I’m a bus operator. My bus weighs about 25,000 pounds. It usually travels at speeds of 40-45 mph on average. In training I was told to always maintain a safe following distance of 4 seconds behind the car in front of me.
In the event you have a loaded bus with passengers aboard and a car enters your cushion of space (cutting me off) and there is something like a 1 or 2 second gap, I’m told that instead of hard steering to avoid the car, I am to strike it head on, while braking. If this happens at 45 the best the car can hope for is 35-40 mph. If its on the freeway, where I go 65…it gets worse. The bus company plays the numbers game. Maybe rightfully so. If there are 10 people on my bus it is better to kill or maime the driver of the errant car than put them all at risk if the bus were to roll or tip during a crash due to me trying to avoid the car.
Is this policy moral?
Is it the best course of action from a literal, non-moral, damage/death prevention standpoint?
I’d think they’re also trying to keep phantom riders (e.g.: “passengers” trying to claim they were injured in the crash when they haven’t stepped foot on a bus in 20 years) to a minimum.
Firstly, being rear ended by a bus when you’re both going at speed is likely to be less lethal than being in a bus that rolls over, bursts into flames, crashes through a guardrail into the quagmire below, etc.
Secondly, if a person in a car cuts a bus off, they are partially culpable for any accident that occurs - the people on the bus are not - they are innocent passengers - they’re welfare needs to be put over that of the person who has caused the accident.
IMHO (can you tell I ride the bus to work everyday?) FWIW - I love it when the bus driver leans on the horn and yells out the window at the idiot drivers in this town. It gives me a small thrill. I know, I need to get out more.
Completely moral, irrespective of the exact actions of the car driver. You’re not passive in this scenario - you’re actively taking steps to slow the bus while protecting the large number of people on board.

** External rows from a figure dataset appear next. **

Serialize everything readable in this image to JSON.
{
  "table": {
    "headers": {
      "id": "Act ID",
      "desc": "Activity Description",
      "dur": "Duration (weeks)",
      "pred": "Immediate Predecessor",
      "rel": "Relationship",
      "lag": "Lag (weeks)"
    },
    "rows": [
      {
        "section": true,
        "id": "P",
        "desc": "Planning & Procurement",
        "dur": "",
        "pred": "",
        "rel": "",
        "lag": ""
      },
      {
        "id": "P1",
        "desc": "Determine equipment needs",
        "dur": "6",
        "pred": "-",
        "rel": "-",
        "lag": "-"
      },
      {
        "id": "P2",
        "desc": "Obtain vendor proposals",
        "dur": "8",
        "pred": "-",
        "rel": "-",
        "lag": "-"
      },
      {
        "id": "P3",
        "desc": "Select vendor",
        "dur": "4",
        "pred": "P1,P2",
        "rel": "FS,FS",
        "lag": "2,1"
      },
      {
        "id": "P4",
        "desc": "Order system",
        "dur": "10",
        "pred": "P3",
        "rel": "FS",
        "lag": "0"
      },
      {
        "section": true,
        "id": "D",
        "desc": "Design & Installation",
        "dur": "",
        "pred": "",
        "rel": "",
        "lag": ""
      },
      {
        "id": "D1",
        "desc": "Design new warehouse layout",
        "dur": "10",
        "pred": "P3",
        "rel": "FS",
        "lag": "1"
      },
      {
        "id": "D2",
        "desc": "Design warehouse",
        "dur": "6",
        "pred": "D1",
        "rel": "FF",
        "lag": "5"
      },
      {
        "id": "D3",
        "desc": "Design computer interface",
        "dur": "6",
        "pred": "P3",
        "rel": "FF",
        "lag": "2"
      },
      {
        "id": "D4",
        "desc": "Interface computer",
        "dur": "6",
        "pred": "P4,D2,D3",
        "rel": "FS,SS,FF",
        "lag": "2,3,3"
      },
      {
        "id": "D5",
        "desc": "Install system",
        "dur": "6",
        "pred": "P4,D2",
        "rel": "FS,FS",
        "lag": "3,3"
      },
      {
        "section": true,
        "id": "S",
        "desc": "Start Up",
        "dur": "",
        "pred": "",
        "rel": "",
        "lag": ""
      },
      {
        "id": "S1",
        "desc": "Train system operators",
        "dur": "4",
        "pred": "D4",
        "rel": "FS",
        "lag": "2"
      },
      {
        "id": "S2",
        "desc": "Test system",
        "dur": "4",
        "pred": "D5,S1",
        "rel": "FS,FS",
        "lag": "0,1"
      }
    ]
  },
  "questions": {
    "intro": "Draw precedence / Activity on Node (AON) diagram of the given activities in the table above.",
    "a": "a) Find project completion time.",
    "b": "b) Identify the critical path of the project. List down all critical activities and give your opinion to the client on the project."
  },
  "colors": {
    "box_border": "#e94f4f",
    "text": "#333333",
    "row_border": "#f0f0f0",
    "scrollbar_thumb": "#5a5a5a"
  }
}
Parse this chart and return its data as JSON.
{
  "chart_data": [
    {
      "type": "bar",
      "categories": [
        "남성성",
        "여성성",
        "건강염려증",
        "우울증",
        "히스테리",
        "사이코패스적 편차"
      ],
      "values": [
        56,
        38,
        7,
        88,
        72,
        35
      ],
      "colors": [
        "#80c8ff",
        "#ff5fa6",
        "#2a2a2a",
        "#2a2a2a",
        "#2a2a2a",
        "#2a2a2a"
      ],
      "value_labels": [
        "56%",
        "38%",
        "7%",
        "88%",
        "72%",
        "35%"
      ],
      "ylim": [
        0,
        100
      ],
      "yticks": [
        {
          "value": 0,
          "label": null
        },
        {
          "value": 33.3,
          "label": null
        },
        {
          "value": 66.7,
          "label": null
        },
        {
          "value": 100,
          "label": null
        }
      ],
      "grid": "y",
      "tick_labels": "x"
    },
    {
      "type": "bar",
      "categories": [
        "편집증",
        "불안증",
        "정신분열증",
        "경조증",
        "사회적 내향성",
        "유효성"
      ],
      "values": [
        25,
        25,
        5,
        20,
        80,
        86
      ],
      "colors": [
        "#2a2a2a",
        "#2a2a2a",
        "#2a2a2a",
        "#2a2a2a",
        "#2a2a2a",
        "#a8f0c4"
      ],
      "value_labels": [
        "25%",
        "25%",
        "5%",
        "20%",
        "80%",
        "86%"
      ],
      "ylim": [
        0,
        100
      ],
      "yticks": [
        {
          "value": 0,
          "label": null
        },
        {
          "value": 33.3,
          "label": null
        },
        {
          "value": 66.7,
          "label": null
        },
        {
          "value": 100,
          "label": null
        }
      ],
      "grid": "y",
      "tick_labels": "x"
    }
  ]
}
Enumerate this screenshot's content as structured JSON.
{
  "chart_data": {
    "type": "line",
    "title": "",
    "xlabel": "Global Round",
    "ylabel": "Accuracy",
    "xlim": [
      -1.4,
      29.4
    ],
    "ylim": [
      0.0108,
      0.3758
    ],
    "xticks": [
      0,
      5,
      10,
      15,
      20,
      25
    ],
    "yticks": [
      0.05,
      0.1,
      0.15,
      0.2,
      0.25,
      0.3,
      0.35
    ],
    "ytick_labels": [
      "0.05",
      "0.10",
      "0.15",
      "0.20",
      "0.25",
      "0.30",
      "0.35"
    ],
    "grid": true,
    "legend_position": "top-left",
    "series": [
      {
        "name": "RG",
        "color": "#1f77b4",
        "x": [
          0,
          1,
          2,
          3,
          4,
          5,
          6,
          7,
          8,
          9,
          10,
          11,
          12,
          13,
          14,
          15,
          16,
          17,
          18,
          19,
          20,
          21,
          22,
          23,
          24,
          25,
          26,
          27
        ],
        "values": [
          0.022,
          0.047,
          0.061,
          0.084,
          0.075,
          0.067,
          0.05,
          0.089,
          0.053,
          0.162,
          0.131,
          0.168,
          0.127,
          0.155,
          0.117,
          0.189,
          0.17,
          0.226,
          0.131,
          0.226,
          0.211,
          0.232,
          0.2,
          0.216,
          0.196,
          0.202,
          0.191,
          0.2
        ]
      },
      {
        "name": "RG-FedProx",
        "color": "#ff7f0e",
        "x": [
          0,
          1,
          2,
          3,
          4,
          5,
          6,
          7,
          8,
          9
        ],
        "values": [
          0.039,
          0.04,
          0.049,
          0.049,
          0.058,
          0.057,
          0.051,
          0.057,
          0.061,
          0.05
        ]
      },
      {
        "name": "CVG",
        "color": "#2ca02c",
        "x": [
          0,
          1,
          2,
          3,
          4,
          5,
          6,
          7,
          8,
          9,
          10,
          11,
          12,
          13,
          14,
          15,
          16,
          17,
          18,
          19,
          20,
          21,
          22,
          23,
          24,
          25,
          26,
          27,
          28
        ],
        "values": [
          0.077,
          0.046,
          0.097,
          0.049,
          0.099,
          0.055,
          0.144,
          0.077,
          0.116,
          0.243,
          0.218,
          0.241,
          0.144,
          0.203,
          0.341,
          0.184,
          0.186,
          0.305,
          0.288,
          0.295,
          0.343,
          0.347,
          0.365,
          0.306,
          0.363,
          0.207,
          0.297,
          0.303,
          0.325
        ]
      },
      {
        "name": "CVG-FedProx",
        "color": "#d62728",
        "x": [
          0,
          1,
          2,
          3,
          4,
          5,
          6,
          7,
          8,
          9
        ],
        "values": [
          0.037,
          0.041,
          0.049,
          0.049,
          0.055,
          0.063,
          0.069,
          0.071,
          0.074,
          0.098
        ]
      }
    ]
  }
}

Many years ago, I drove a school bus. One afternoon, I’d dropped off my 7th graders (a full load) and was heading to the high school for my next pick up. The bus was empty, except for myself. I was on the expressway, in afternoon traffic, and it was raining slightly. I dropped back on the gas to allow enough space in between myself and the car in front of me, and a white van slipped into the space, so I dropped back some more. Before I could drop back the required distance, traffic STOPPED, and there was no way I was going to be able to stop in time. To the left of me was traffic, and to the right of me was the shoulder, and an embankment that went down about 150 feet to a stream. I slammed on the brakes, steered right, clipped the back corner of the van and took the rest of the way down the embankment. The bus managed to stop halfway down, headed sideways. I was The Scariest Time Of My Life. The bus didn’t tip on it’s side, but it was at such an angle that I had to exit out the rear door.
The bus I was driving was a snub nose (engine next to the driver and not on the front of the bus), similar to a commerical or city bus, and I shudder to think what would have happened to me (sitting almost against the windshield with nothing but a steering wheel and a slight dash between us) if I’d hit that van head on. As it was, I walked away from that accident, and aside from a slight bit of whiplash I had the next day, there weren’t any injuries. Would this have been different if I’d had a full load of students? Maybe the bus would have rolled afterall–I don’t know. But, I cannot imagine having taken that hit dead on.
Interesting story. I think to some extent, if you have a full load, they are expecting me to take one for the team. Luckily, I still have about 2 and a half feet of nose in front of my bus between me and the bumper.
Just as an FYI, they have the same policy about animals. If one steps in front of you, and there is no time, brake and hit it. I really like animals, so this does not make me smile, but I can see their point.
There was an incident in the Indianapolis area within the last year where a school bus driver’s maneuvers to miss an animal in the road resulted in the death of a boy. Granted, the kid had his head stuck out the window, but a great hue and cry was raised over the fact that the driver was going around an animal in the road. (The kid had his head stuck out the window to see what was going on, and his head got squished by a tree. :eek: ) Two morals to this story: hit the damned raccoon, and don’t stick your head out the bus window!!
My mom used to tell me that if I lost my arm by hanging it out of the bus window it was my own dumb fault. I’m not sure she really “knew a boy it happened to”, though.
But yeah, I think it’s better on the whole to hit the one car from behind than tip a whole bus full of innocent passengers. The car is probably a lot better equipped to be hit square on from behind (rear crumple zones, etc) than the bus is equipped to run down an embankment or over on its side. I suspect in a real accident the instinct to swerve might be amazingly powerful, though.
I think all accidents are more survivable going straight than introducing a spin. There is never anything protecting the sides of people in vehicles, and the merest spin will guarantee both divers lose control.